I’ve been spending a good portion of my time off in Vermont these days- driving through small, quaint communities and listening to music or stopping to take pictures of the scenery while I social distance and savor the fresh air. Vermont is an interesting state- filled with all sorts of unusual history and attractions- one of which happens to be along the roadside when traveling through the small town of Shrewsbury.
I’m a sucker for a grandiose gesture of love and devotion- so when I first saw a life-sized marble statue of a man looking into a crypt, perched at the top of a hill in a little cemetery off of Route 103- I immediately pulled over to do a bit of research before I went to check it out.
And the story behind the larger than life monument is a touching and heartbreaking one.
By 1880, tanning magnate John Porter Bowman had suffered three significant losses- his two daughters and his wife. Grief-stricken, Bowman had a mausoleum erected in Laurel Glen Cemetery in Shrewsbury. Outside the entrance, he commissioned an architect to build a statue in his likeness so that he could forever look over his family. Once completed, Bowman then constructed Laurel Hill- a summer mansion directly across the street which still stands today and overlooks the cemetery.
Bowman went on to join his family with his passing in 1891- but by then the mausoleum and the home had already gone on to become a popular tourist attraction.
I was the only one there when I’d stopped to take a closer look- and it was beautiful. The statue and the marble work within the mausoleum- which was visible through an iron gate- were so well done.
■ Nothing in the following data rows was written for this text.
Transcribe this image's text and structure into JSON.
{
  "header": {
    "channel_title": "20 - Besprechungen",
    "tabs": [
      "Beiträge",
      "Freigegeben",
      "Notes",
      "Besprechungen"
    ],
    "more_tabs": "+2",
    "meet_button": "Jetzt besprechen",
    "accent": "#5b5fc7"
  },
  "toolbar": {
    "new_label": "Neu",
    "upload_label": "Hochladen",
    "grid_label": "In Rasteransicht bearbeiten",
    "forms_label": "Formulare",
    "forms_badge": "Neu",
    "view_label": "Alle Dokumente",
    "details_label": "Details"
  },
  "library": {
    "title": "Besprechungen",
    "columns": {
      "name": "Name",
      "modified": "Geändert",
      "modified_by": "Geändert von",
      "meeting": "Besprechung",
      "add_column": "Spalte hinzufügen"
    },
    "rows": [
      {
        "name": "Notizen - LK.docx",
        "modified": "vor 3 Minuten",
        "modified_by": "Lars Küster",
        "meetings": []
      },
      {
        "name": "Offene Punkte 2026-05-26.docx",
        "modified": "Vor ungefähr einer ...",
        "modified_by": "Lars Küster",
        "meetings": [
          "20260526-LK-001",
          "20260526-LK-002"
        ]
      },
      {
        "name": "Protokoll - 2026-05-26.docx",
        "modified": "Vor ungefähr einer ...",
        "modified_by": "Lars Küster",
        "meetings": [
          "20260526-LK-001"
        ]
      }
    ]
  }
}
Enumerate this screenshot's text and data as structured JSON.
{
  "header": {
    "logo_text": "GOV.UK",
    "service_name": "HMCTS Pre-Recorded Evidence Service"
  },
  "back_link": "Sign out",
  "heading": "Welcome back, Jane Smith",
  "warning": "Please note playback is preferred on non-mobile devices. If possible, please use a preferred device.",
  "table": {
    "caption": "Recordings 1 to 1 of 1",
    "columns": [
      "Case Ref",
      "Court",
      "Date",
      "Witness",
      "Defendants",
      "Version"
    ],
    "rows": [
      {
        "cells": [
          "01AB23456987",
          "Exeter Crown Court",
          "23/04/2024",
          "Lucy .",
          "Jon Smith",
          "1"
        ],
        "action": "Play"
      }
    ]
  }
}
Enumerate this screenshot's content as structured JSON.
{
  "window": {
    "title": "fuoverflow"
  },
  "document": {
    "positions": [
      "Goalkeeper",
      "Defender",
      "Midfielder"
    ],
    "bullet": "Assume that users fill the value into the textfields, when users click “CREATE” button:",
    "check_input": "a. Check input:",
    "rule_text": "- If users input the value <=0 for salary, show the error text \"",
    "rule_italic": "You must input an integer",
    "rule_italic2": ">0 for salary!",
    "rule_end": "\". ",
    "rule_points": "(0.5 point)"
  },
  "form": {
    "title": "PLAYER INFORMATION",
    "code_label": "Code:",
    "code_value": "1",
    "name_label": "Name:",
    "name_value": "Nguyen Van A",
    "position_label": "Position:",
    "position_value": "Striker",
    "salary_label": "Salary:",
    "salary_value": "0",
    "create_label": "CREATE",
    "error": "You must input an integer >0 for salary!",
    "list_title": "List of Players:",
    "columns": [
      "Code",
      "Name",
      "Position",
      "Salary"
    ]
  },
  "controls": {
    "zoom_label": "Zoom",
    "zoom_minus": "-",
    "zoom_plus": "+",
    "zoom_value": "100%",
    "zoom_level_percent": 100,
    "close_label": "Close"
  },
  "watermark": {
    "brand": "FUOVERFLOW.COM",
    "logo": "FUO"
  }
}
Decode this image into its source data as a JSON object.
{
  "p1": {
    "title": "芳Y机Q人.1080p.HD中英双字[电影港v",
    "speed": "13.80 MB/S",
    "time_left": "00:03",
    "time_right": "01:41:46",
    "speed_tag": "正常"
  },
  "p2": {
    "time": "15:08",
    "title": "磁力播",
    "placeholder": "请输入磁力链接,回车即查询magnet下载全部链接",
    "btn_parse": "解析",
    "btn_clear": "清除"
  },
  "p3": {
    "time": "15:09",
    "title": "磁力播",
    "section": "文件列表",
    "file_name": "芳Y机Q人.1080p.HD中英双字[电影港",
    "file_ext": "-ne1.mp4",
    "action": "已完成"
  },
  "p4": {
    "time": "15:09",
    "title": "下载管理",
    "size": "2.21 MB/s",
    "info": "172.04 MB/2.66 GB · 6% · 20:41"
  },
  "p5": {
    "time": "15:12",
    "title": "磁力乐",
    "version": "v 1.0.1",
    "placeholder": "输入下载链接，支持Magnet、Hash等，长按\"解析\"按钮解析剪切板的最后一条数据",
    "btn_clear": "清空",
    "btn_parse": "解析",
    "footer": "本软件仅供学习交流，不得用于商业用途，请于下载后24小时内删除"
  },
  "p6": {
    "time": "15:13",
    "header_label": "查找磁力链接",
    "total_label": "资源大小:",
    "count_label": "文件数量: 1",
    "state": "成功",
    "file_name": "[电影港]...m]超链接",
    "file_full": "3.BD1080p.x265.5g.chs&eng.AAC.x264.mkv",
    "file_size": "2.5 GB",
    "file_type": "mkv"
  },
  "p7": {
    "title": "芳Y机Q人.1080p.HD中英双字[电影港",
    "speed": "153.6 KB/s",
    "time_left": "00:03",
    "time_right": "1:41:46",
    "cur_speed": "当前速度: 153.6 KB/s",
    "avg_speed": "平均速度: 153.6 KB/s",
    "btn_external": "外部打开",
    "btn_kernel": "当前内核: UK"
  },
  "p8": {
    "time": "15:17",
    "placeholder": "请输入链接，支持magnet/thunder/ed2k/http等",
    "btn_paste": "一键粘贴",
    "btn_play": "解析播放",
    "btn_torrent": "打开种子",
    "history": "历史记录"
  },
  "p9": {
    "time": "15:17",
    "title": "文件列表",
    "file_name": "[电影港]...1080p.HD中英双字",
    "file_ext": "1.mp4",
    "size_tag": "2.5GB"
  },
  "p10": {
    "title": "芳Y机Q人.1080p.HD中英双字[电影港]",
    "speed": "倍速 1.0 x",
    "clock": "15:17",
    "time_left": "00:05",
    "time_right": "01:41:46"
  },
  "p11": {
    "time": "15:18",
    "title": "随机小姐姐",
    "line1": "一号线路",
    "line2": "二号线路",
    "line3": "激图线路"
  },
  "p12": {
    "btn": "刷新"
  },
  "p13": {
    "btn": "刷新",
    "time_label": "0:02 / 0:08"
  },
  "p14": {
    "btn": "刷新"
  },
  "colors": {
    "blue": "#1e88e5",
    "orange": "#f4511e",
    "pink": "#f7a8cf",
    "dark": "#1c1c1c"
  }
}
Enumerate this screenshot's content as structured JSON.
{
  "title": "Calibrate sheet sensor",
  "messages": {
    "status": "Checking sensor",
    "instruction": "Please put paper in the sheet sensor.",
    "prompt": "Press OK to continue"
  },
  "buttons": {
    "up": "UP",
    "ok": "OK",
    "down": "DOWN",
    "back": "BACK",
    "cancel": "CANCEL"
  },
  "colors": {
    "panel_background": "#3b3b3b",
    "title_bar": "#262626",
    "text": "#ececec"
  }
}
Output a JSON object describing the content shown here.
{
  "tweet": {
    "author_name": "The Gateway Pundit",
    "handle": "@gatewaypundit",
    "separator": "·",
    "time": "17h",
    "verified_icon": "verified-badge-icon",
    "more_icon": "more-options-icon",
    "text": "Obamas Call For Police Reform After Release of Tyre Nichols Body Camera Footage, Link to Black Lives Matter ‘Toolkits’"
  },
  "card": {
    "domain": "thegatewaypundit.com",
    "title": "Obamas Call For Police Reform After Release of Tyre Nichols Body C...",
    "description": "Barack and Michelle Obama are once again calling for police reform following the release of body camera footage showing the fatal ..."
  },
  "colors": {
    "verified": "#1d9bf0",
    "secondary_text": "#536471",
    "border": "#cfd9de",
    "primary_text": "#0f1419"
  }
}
You could tell that Bowman had gone to great lengths and spared no expense when it came to paying tribute to those he held most dear to him.
And although I didn’t get any photos of Laurel Hill (which looked like it was in the process of being spruced up a bit)– it was an impressive home that I’m sure will look lovely once renovations/repairs are completed.
The mausoleum may be considered morbid to some- but it’s one of those hidden gems I love to stumble upon here in New England- with an interesting and compelling history.